Some blocks support repeatable entries. The Timeline block, for example, lets you add multiple date/event pairs separated by --- within a single block. This keeps related content grouped together rather than scattered across separate components.
Technical writing often requires structured data. Pluma's editor includes table support -- add rows and columns, and the content renders as clean HTML tables on your published page. No plugins, no embedded spreadsheets, no screenshots of tables.
Nested lists work with Tab and Shift+Tab for indent and outdent, supporting both ordered and unordered lists at multiple nesting levels. Blockquotes, headers, and subheaders round out the structural elements you need for well-organized technical articles.
Your content is yours. Pluma stores everything as Markdown, and every export path uses standard formats.
Single article export: From the article list, export any article as a .md file with YAML front matter (title, slug, tags, excerpt, status, date). The keyboard shortcut Ctrl+Shift+E exports the current article directly from the editor.
Bulk export: Export your entire blog as a ZIP file of Markdown files. Every article gets its own .md file with front matter, packaged using JSZip and downloaded in one click.
PDF export: Generate a styled PDF of any article for offline sharing or archival. The PDF renderer preserves code highlighting, math equations, and custom block styling.
These are standard formats. The Markdown files work with Hugo, Jekyll, Next.js, Astro, Gatsby, or any static site generator that reads Markdown with front matter. If you decide to move off Pluma, your content comes with you without conversion scripts or data loss.
Every Pluma blog has a built-in RSS feed. If your readers use feed readers -- and many developers do -- they can subscribe to your blog without any setup on your end.
Pro and Max plans give you full SEO control: custom slugs (up to 30 characters), meta descriptions, canonical URLs for cross-posted content, and social sharing tags. If you publish on Pluma and syndicate to Dev.to or Hashnode, canonical URLs ensure search engines know your Pluma blog is the original source.
Unlike platforms that hide your content behind their domain, Pluma gives you your own subdomain (username.pluma.ink) or lets you bring a custom domain. Your blog builds your brand, not someone else's. If you're comparing options, see how Pluma stacks up against Medium and Substack.

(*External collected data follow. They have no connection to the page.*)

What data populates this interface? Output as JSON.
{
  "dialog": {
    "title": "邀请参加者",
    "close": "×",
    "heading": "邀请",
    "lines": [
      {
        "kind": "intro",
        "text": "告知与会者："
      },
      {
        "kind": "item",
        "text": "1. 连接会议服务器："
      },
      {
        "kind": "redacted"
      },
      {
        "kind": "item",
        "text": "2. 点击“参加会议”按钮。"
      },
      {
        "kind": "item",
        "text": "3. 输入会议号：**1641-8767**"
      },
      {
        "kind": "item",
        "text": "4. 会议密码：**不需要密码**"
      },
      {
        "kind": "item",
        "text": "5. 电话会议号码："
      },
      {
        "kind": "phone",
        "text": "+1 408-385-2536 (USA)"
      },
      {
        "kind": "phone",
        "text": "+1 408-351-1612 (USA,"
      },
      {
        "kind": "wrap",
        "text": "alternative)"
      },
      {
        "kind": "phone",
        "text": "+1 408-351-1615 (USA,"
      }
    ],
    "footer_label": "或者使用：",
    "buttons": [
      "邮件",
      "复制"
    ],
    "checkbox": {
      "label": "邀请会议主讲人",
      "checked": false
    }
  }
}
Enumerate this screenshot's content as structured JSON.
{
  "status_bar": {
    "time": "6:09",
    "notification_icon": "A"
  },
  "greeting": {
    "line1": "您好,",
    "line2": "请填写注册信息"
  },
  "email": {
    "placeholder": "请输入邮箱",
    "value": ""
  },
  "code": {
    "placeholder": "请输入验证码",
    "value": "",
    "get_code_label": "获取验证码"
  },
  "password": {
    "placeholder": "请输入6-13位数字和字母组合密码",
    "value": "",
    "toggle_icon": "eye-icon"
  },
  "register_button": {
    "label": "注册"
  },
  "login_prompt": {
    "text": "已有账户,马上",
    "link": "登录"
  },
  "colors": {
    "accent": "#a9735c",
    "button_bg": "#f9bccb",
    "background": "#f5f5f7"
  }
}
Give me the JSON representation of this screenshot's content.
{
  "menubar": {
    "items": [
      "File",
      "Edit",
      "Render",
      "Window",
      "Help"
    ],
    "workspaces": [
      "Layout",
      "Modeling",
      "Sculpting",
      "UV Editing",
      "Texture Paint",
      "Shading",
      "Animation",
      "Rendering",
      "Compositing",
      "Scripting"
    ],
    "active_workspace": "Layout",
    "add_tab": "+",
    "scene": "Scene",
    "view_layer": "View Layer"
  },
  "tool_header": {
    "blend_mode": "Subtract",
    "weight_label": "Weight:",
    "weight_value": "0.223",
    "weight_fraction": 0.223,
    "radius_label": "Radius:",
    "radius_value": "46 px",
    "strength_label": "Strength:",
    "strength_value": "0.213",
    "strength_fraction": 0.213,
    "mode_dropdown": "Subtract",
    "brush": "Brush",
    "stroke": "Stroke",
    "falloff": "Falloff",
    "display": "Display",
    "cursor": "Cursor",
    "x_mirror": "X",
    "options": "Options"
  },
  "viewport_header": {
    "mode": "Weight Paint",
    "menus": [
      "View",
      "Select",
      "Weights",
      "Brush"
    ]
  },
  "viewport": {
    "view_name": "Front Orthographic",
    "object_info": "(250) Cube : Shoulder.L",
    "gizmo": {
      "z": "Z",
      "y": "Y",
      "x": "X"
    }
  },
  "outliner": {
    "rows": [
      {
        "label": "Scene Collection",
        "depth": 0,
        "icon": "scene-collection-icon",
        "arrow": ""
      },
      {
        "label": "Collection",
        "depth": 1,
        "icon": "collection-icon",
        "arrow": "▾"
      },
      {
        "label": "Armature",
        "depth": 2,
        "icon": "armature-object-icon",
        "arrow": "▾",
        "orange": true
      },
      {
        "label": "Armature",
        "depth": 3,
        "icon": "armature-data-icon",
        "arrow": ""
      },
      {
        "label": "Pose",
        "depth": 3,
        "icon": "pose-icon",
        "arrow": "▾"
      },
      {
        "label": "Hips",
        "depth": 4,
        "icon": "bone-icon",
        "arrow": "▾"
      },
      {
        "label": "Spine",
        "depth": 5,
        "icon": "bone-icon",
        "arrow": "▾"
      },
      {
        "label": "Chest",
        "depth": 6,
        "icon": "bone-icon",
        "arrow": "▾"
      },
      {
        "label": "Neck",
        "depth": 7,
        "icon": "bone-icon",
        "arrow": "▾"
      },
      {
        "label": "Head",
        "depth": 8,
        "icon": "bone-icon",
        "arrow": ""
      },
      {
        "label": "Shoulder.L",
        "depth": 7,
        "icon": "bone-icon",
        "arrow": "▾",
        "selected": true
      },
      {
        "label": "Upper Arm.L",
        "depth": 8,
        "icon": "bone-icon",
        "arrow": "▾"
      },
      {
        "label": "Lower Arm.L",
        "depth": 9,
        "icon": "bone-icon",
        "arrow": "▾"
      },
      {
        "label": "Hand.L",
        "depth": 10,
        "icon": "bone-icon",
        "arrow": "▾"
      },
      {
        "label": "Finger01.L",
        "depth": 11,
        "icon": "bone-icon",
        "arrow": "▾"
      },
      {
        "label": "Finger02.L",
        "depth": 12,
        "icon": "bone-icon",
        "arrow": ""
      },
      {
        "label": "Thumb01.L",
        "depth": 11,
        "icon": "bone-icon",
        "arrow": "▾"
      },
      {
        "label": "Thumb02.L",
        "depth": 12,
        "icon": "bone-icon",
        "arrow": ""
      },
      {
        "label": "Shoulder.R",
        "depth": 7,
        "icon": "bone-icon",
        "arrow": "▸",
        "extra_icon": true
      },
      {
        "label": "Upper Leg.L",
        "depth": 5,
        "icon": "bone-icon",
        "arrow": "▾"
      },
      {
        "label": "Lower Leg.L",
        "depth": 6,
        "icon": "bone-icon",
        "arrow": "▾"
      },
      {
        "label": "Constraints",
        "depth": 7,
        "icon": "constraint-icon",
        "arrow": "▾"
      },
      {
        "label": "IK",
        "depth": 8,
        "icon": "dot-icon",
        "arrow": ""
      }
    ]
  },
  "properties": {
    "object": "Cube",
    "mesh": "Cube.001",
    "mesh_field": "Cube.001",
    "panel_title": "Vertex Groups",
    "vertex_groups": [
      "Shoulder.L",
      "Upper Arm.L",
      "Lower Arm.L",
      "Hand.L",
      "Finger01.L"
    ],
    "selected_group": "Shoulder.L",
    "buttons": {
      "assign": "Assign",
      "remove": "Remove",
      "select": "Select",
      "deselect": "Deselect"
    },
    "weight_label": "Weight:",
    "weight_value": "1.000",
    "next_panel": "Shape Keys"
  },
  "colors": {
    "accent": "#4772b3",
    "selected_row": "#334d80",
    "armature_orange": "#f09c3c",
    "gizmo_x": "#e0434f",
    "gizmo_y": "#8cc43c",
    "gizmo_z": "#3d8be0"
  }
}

On Pro and Max plans, Pluma provides built-in analytics without any third-party trackers. You can see page views, referrers, and reading trends without loading Google Analytics or any external scripts on your readers' pages. Your readers' privacy stays intact, and your pages stay fast.
Visitor identification uses daily-rotating hashed IDs derived from IP addresses -- no raw IPs are ever stored. The analytics dashboard shows traffic by device, browser, country, and referrer, giving you the data you need without compromising anyone's privacy. Pro plans retain 90 days of analytics history; Max plans retain a full year.